A inadimplência também cresceu nas financeiras. José Arthur Assunção, vice-presidente da Fenacrefi, instituição que reúne o setor e empresas de crédito, afirma que o não pagamento de dívidas, que estava estacionado em 17% no início do ano, saltou para 18,5% em março.

¿ A taxa nunca esteve em nível tão elevado. Os números são alarmantes: fomos além do que seria apenas uma tendência sazonal ¿ diz Assunção.

Gastar mais do que ganha é um dos problemas de Josilene de Souza, 19 anos. Seu salário de R$423 não corresponde a seus gastos. Todo mês, ela paga os juros do cheque especial e divide seus gastos em três cartões de crédito. Por conta disso, está atrás de um empréstimo em financeiras:

¿ As contas não batem, já que tenho custos fixos mensais de R$200. O jeito é buscar empréstimos, mas no fim do mês, estou zerada.

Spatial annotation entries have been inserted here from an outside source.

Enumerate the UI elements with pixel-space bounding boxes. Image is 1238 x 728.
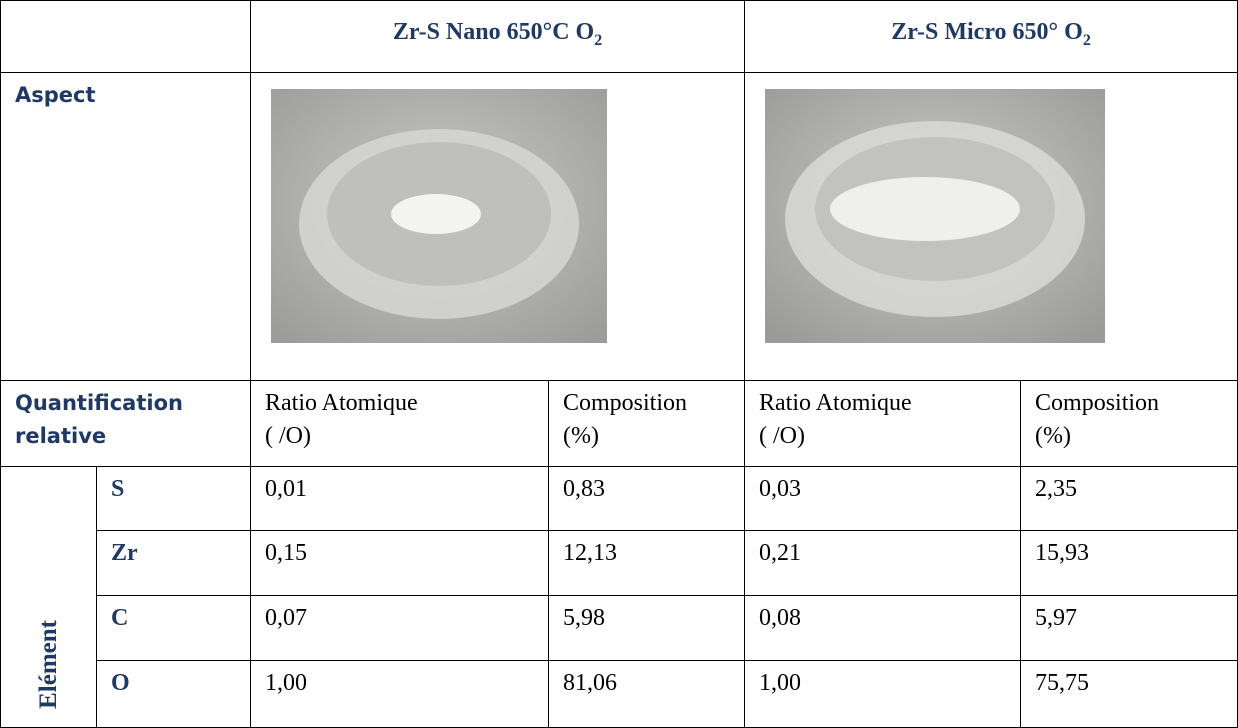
element-row: O 1,00 81,06 1,00 75,75 [1, 660, 1238, 728]
sample-photo [765, 89, 1106, 343]
element-row: C 0,07 5,98 0,08 5,97 [1, 595, 1238, 661]
line: (%) [563, 423, 599, 449]
quant-row: Quantification relative Ratio Atomique ( … [0, 380, 1238, 467]
column-label: Ratio Atomique ( /O) [250, 380, 549, 467]
header-cell: Zr-S Nano 650°C O2 [249, 0, 746, 73]
value-cell: 75,75 [1020, 660, 1238, 728]
line: (%) [1035, 423, 1071, 449]
value-cell: 5,98 [547, 595, 746, 661]
value-cell: 0,15 [250, 530, 549, 596]
element-label: Zr [96, 530, 251, 596]
column-label: Ratio Atomique ( /O) [744, 380, 1022, 467]
column-label: Composition (%) [547, 380, 746, 467]
column-label: Composition (%) [1020, 380, 1238, 467]
empty-cell [0, 0, 251, 73]
row-label: Quantification relative [0, 380, 251, 467]
group-cell: Elément [0, 466, 97, 728]
value-cell: 0,03 [744, 466, 1022, 531]
image-cell [744, 72, 1238, 381]
aspect-row: Aspect [0, 72, 1238, 381]
header-cell: Zr-S Micro 650° O2 [744, 0, 1238, 73]
header-text: Zr-S Micro 650° O [891, 19, 1083, 46]
element-label: O [96, 660, 251, 728]
element-rows: Elément S 0,01 0,83 0,03 2,35 Zr 0,15 12,13 0,21 1… [0, 466, 1238, 728]
value-cell: 12,13 [547, 530, 746, 596]
value-cell: 0,01 [250, 466, 549, 531]
line: Composition [563, 390, 688, 416]
value-cell: 1,00 [744, 660, 1022, 728]
line: Ratio Atomique [759, 390, 912, 416]
line: Composition [1035, 390, 1160, 416]
row-label: Aspect [0, 72, 251, 381]
value-cell: 1,00 [250, 660, 549, 728]
value-cell: 2,35 [1020, 466, 1238, 531]
header-row: Zr-S Nano 650°C O2 Zr-S Micro 650° O2 [0, 0, 1238, 73]
element-row: Elément S 0,01 0,83 0,03 2,35 [0, 466, 1238, 728]
line: ( /O) [759, 423, 805, 449]
group-label: Elément [35, 620, 62, 709]
subscript: 2 [1082, 31, 1091, 49]
value-cell: 0,08 [744, 595, 1022, 661]
header-text: Zr-S Nano 650°C O [392, 19, 595, 46]
value-cell: 15,93 [1020, 530, 1238, 596]
element-label: C [96, 595, 251, 661]
image-cell [249, 72, 746, 381]
sample-photo [271, 89, 607, 343]
value-cell: 0,83 [547, 466, 746, 531]
value-cell: 81,06 [547, 660, 746, 728]
line: Ratio Atomique [265, 390, 418, 416]
value-cell: 0,07 [250, 595, 549, 661]
element-row: Zr 0,15 12,13 0,21 15,93 [1, 530, 1238, 596]
value-cell: 5,97 [1020, 595, 1238, 661]
element-label: S [96, 466, 251, 531]
line: ( /O) [265, 423, 311, 449]
value-cell: 0,21 [744, 530, 1022, 596]
subscript: 2 [594, 31, 603, 49]
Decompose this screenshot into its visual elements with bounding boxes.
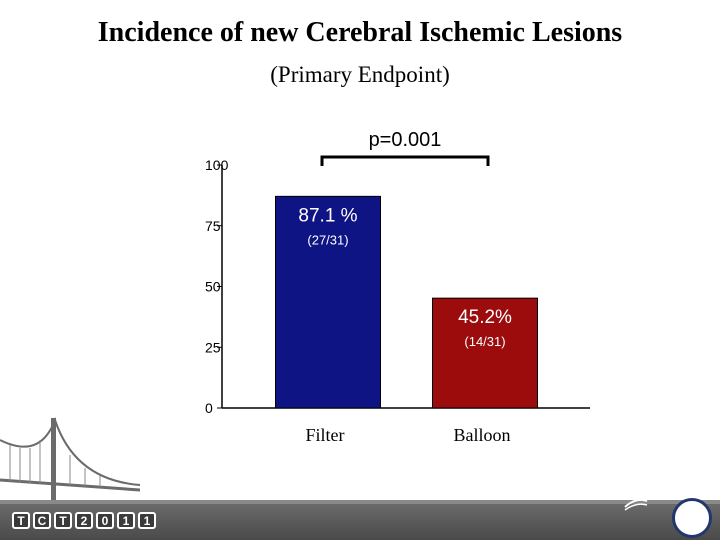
logo-letter: 1 [117,512,135,529]
x-tick-label: Filter [306,425,345,445]
logo-letter: 2 [75,512,93,529]
seal-icon [672,498,712,538]
y-tick-label: 100 [205,157,229,173]
logo-letter: 1 [138,512,156,529]
p-value-annotation: p=0.001 [369,129,442,151]
bar-value-label: 45.2% [458,307,512,328]
y-tick-label: 25 [205,339,221,355]
y-tick-label: 75 [205,218,221,234]
bar [275,195,381,409]
logo-letter: T [54,512,72,529]
tct-logo: T C T 2 0 1 1 [12,512,156,529]
logo-letter: 0 [96,512,114,529]
bar [432,297,538,409]
crf-logo-icon [600,497,672,514]
logo-letter: T [12,512,30,529]
logo-letter: C [33,512,51,529]
slide-title: Incidence of new Cerebral Ischemic Lesio… [97,17,623,48]
bar-fraction-label: (27/31) [307,232,348,247]
bar-chart: 0 25 50 75 100 87.1 % (27/31) Filter 45.2% (14/31… [205,129,590,445]
y-tick-label: 0 [205,400,213,416]
bridge-icon [0,417,140,500]
y-tick-label: 50 [205,279,221,295]
bar-value-label: 87.1 % [298,205,357,226]
x-tick-label: Balloon [454,425,511,445]
slide-subtitle: (Primary Endpoint) [270,62,450,87]
significance-bracket [320,155,490,166]
bar-fraction-label: (14/31) [464,334,505,349]
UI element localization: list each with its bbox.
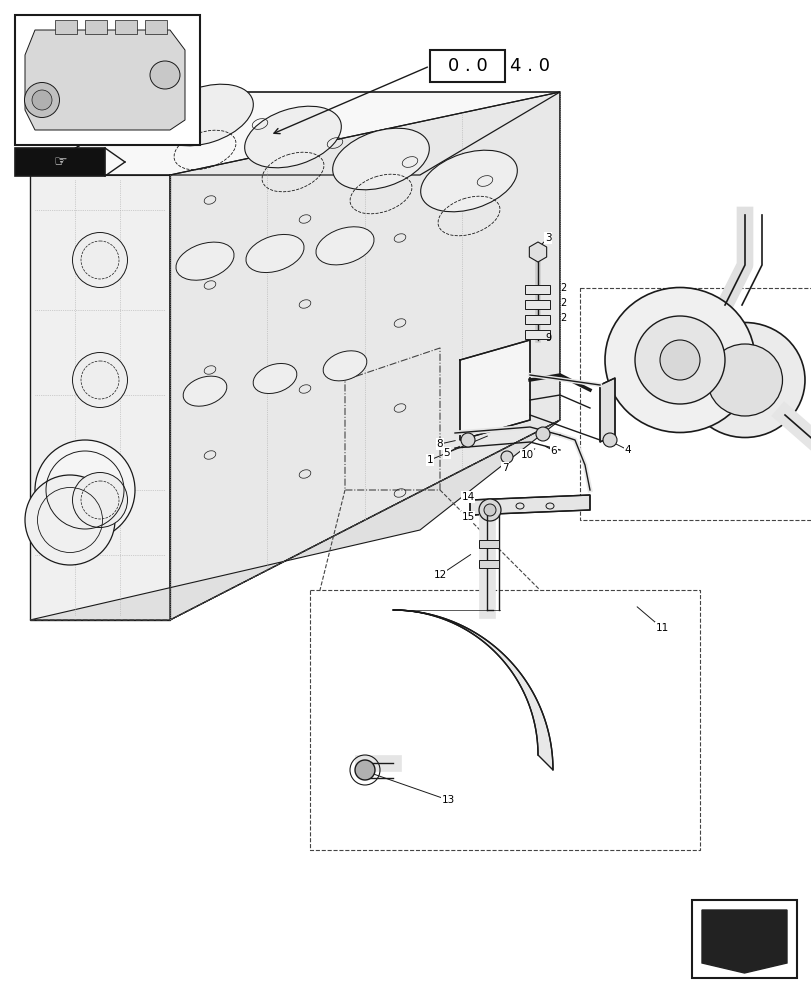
Text: 4 . 0: 4 . 0 bbox=[509, 57, 549, 75]
Text: 2: 2 bbox=[560, 313, 565, 323]
Polygon shape bbox=[25, 30, 185, 130]
Text: 15: 15 bbox=[461, 512, 474, 522]
Text: 12: 12 bbox=[433, 570, 446, 580]
Bar bbox=[478, 560, 499, 568]
Text: 14: 14 bbox=[461, 492, 474, 502]
Polygon shape bbox=[30, 420, 560, 620]
Ellipse shape bbox=[420, 150, 517, 212]
Ellipse shape bbox=[72, 232, 127, 288]
Ellipse shape bbox=[706, 344, 782, 416]
Bar bbox=[525, 330, 549, 339]
Bar bbox=[85, 20, 107, 34]
Polygon shape bbox=[30, 175, 169, 620]
Ellipse shape bbox=[603, 433, 616, 447]
Bar bbox=[115, 20, 137, 34]
Text: 1: 1 bbox=[426, 455, 433, 465]
Ellipse shape bbox=[246, 234, 303, 273]
Polygon shape bbox=[30, 92, 560, 175]
Bar bbox=[55, 20, 77, 34]
Ellipse shape bbox=[72, 473, 127, 528]
Bar bbox=[15, 15, 200, 145]
Ellipse shape bbox=[535, 427, 549, 441]
Ellipse shape bbox=[32, 90, 52, 110]
Text: 4: 4 bbox=[624, 445, 630, 455]
Text: 6: 6 bbox=[550, 446, 556, 456]
Ellipse shape bbox=[35, 440, 135, 540]
Ellipse shape bbox=[354, 760, 375, 780]
Bar bbox=[478, 540, 499, 548]
Bar bbox=[15, 148, 105, 176]
Ellipse shape bbox=[604, 288, 754, 432]
Ellipse shape bbox=[24, 83, 59, 118]
Text: 8: 8 bbox=[436, 439, 443, 449]
Text: 10: 10 bbox=[520, 450, 533, 460]
Ellipse shape bbox=[684, 322, 804, 438]
Polygon shape bbox=[393, 610, 552, 770]
Ellipse shape bbox=[150, 61, 180, 89]
Text: 9: 9 bbox=[544, 333, 551, 343]
Text: 2: 2 bbox=[560, 283, 565, 293]
Bar bbox=[691, 900, 796, 978]
Text: 3: 3 bbox=[544, 233, 551, 243]
Ellipse shape bbox=[333, 128, 429, 190]
Polygon shape bbox=[169, 92, 560, 620]
Ellipse shape bbox=[315, 227, 374, 265]
Ellipse shape bbox=[176, 242, 234, 280]
Bar bbox=[525, 300, 549, 309]
Ellipse shape bbox=[25, 475, 115, 565]
Bar bbox=[430, 50, 504, 82]
Ellipse shape bbox=[323, 351, 367, 381]
Ellipse shape bbox=[157, 84, 253, 146]
Bar bbox=[145, 20, 167, 34]
Text: ☞: ☞ bbox=[54, 155, 67, 170]
Ellipse shape bbox=[478, 499, 500, 521]
Text: 0 . 0: 0 . 0 bbox=[447, 57, 487, 75]
Polygon shape bbox=[470, 495, 590, 515]
Ellipse shape bbox=[634, 316, 724, 404]
Ellipse shape bbox=[461, 433, 474, 447]
Bar bbox=[525, 315, 549, 324]
Polygon shape bbox=[599, 378, 614, 442]
Ellipse shape bbox=[253, 363, 297, 394]
Text: 2: 2 bbox=[560, 298, 565, 308]
Ellipse shape bbox=[244, 106, 341, 168]
Bar bbox=[525, 285, 549, 294]
Text: 5: 5 bbox=[443, 448, 450, 458]
Polygon shape bbox=[702, 910, 786, 973]
Text: 11: 11 bbox=[654, 623, 667, 633]
Ellipse shape bbox=[72, 353, 127, 408]
Ellipse shape bbox=[500, 451, 513, 463]
Polygon shape bbox=[460, 340, 530, 440]
Text: 13: 13 bbox=[441, 795, 454, 805]
Ellipse shape bbox=[183, 376, 226, 406]
Text: 7: 7 bbox=[501, 463, 508, 473]
Ellipse shape bbox=[659, 340, 699, 380]
Ellipse shape bbox=[483, 504, 496, 516]
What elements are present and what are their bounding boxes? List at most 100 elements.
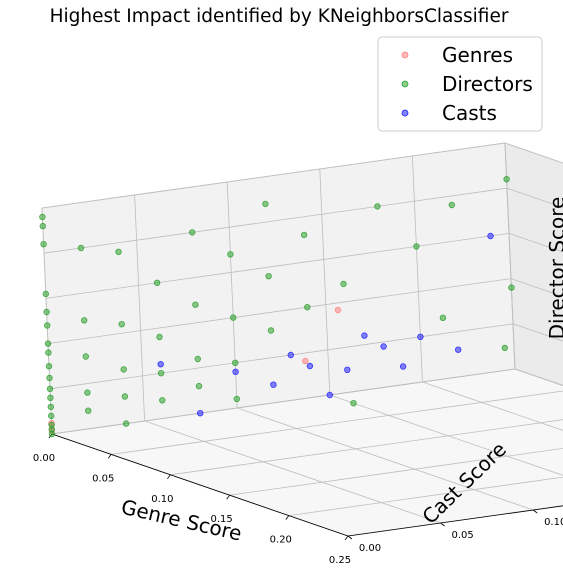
point-directors xyxy=(84,407,92,414)
point-directors xyxy=(80,317,88,324)
point-directors xyxy=(45,363,53,370)
point-directors xyxy=(188,229,196,236)
x-tick-mark xyxy=(107,454,112,459)
point-directors xyxy=(47,403,54,411)
x-tick-label: 0.25 xyxy=(329,555,351,566)
grid-line-y xyxy=(412,155,563,431)
y-tick-label: 0.05 xyxy=(451,530,473,541)
point-casts xyxy=(455,346,462,353)
point-directors xyxy=(195,382,203,390)
point-casts xyxy=(344,366,351,373)
y-tick-mark xyxy=(347,535,353,540)
x-axis-line xyxy=(51,433,349,537)
point-directors xyxy=(42,290,49,298)
point-directors xyxy=(121,393,129,400)
x-tick-mark xyxy=(167,474,171,480)
point-directors xyxy=(46,374,53,382)
point-casts xyxy=(361,332,368,339)
grid-line-x xyxy=(170,419,563,476)
point-directors xyxy=(46,385,54,392)
point-casts xyxy=(232,368,239,375)
point-directors xyxy=(448,201,455,209)
y-tick-mark xyxy=(532,509,538,514)
legend-label-directors: Directors xyxy=(442,72,533,96)
point-directors xyxy=(265,273,272,280)
point-casts xyxy=(270,381,277,388)
x-tick-label: 0.10 xyxy=(151,494,173,505)
point-directors xyxy=(40,240,47,248)
point-directors xyxy=(122,420,130,427)
grid-line-y xyxy=(134,194,441,524)
legend-label-genres: Genres xyxy=(442,43,513,67)
y-tick-label: 0.00 xyxy=(359,543,381,554)
point-directors xyxy=(39,213,46,221)
point-directors xyxy=(48,430,56,438)
axis-lines xyxy=(51,433,563,537)
legend-marker-casts xyxy=(401,109,409,117)
point-directors xyxy=(120,366,127,373)
y-axis-line xyxy=(347,505,563,537)
point-directors xyxy=(44,340,52,347)
point-directors xyxy=(192,301,199,308)
point-directors xyxy=(118,321,125,328)
tick-labels: 0.000.050.100.150.200.250.000.050.100.15… xyxy=(33,433,563,566)
point-directors xyxy=(82,353,89,360)
point-casts xyxy=(287,351,294,359)
x-tick-label: 0.00 xyxy=(33,453,55,464)
x-axis-title: Genre Score xyxy=(119,495,244,546)
grid-line-x xyxy=(111,390,563,455)
point-directors xyxy=(39,222,46,230)
data-points xyxy=(39,175,515,438)
point-directors xyxy=(439,314,447,321)
point-directors xyxy=(300,231,308,239)
grid-line-x xyxy=(229,447,563,496)
point-directors xyxy=(47,394,54,401)
y-tick-label: 0.10 xyxy=(544,517,563,528)
point-genres xyxy=(334,306,342,314)
point-directors xyxy=(153,279,161,286)
legend-marker-directors xyxy=(401,80,409,88)
legend-label-casts: Casts xyxy=(442,101,497,125)
x-tick-mark xyxy=(226,494,230,500)
point-directors xyxy=(413,243,420,250)
point-directors xyxy=(194,355,201,363)
z-axis-title: Director Score xyxy=(545,197,563,340)
point-casts xyxy=(417,333,424,340)
point-directors xyxy=(45,349,52,356)
point-directors xyxy=(503,175,510,183)
point-directors xyxy=(267,327,275,334)
point-directors xyxy=(43,308,50,316)
point-directors xyxy=(115,248,122,255)
point-casts xyxy=(399,363,407,370)
point-directors xyxy=(262,200,269,208)
x-tick-mark xyxy=(344,535,349,541)
x-tick-label: 0.15 xyxy=(210,514,232,525)
point-genres xyxy=(302,357,309,365)
point-directors xyxy=(233,395,240,403)
point-directors xyxy=(229,314,237,321)
point-casts xyxy=(326,391,333,399)
legend-marker-genres xyxy=(401,51,409,59)
point-directors xyxy=(48,412,55,420)
point-directors xyxy=(231,359,239,366)
x-tick-label: 0.20 xyxy=(270,535,292,546)
x-tick-mark xyxy=(285,515,290,520)
point-directors xyxy=(501,344,508,352)
point-casts xyxy=(196,410,204,417)
point-directors xyxy=(44,322,51,329)
legend: Genres Directors Casts xyxy=(377,36,543,132)
x-tick-label: 0.05 xyxy=(92,473,114,484)
grid-line-x xyxy=(288,476,563,516)
grid-line-y xyxy=(504,142,563,386)
grid-line-z xyxy=(41,142,563,209)
point-casts xyxy=(306,362,314,370)
point-directors xyxy=(340,280,347,288)
point-directors xyxy=(159,397,166,404)
point-directors xyxy=(508,284,515,291)
point-directors xyxy=(374,203,381,210)
point-casts xyxy=(380,343,387,350)
point-directors xyxy=(84,389,91,396)
point-casts xyxy=(157,361,164,368)
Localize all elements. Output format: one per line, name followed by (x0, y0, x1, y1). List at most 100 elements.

A pedra no sapato do consumidor chama-se juros altos por causar achatamento da renda, diz Miguel Ribeiro de Oliveira, vice-presidente da Anefac, instituição que reúne executivos de finanças. Mas há outros fatores, como o crescimento no número de contas bancárias no país, alerta ele:

¿ A bancarização fez com que muita gente passasse a ter acesso a crédito. E mais consumidores passaram a emitir cheques pré-datados.

Para Roberto Cury, vice-presidente do Sindicato dos Lojistas do Comércio do Município do Rio (Sindilojas-Rio), é justamente o alto número de pré-datados um dos responsáveis pela inadimplência, além dos altos juros e da elevada carga tributária:

¿ Já estamos sentindo queda nas vendas, porque o consumidor está com o orçamento comprometido.

Para Gilberto Catran, diretor da Aloserj, que reúne os lojistas de shoppings do Rio, o quadro pode piorar com as compras de Dia das Mães.

¿ Desde dezembro, já havia uma preocupação com a inadimplência. As facilidades nos crediários não estão no mesmo ritmo do poder aquisitivo das pessoas ¿ diz Catran.